US News and World Report - Are insurgents in Iraq emboldened by voices in the news media expressing dissent or calling for troop withdrawals from Iraq? The short answer, according to a pair of Harvard economists, is yes.
In a paper published by the National Bureau of Economic Research, the authors are quick to point out numerous caveats to their findings, based on data from mid-2003 through late 2007.
Yet, their results show that insurgent groups are not devoid of reason and unresponsive to outside pressures and stimuli. "It shows that the various insurgent groups do respond to incentives and shows that a successful counter insurgency strategy should take that reality into account," says one of the paper's coauthors, Jonathan Monten, a postdoctoral fellow at Harvard's Belfer Center for Science and International Affairs.
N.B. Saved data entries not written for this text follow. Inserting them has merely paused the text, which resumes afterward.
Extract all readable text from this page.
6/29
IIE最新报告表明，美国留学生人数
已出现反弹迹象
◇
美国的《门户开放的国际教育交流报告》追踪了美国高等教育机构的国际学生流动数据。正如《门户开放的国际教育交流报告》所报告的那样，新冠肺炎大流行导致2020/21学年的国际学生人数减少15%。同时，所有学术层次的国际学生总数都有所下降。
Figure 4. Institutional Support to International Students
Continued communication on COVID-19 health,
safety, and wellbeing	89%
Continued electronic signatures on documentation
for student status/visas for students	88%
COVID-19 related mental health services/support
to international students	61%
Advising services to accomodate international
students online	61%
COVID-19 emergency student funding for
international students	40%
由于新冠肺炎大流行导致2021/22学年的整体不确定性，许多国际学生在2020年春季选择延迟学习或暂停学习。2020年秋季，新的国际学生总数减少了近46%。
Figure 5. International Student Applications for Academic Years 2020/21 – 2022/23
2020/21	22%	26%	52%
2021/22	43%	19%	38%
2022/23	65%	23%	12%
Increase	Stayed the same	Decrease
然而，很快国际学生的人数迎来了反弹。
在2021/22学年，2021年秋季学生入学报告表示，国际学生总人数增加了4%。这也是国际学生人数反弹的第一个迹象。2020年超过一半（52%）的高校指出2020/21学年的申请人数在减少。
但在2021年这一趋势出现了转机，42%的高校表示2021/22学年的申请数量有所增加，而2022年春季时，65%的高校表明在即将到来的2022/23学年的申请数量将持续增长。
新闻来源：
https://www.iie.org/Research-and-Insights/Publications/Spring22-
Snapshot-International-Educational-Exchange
The paper "Is There an 'Emboldenment' Effect in Iraq? Evidence From the Insurgency in Iraq" concludes the following:
In the short term, there is a small but measurable cost to open public debate in the form of higher attacks against Iraqi and American targets.
In periods immediately after a spike in "antiresolve" statements in the American media, the level of insurgent attacks increases between 7 and 10 percent.
Insurgent organizations are strategic actors, meaning that whatever their motivations, religious or ideological, they will respond to incentives and disincentives.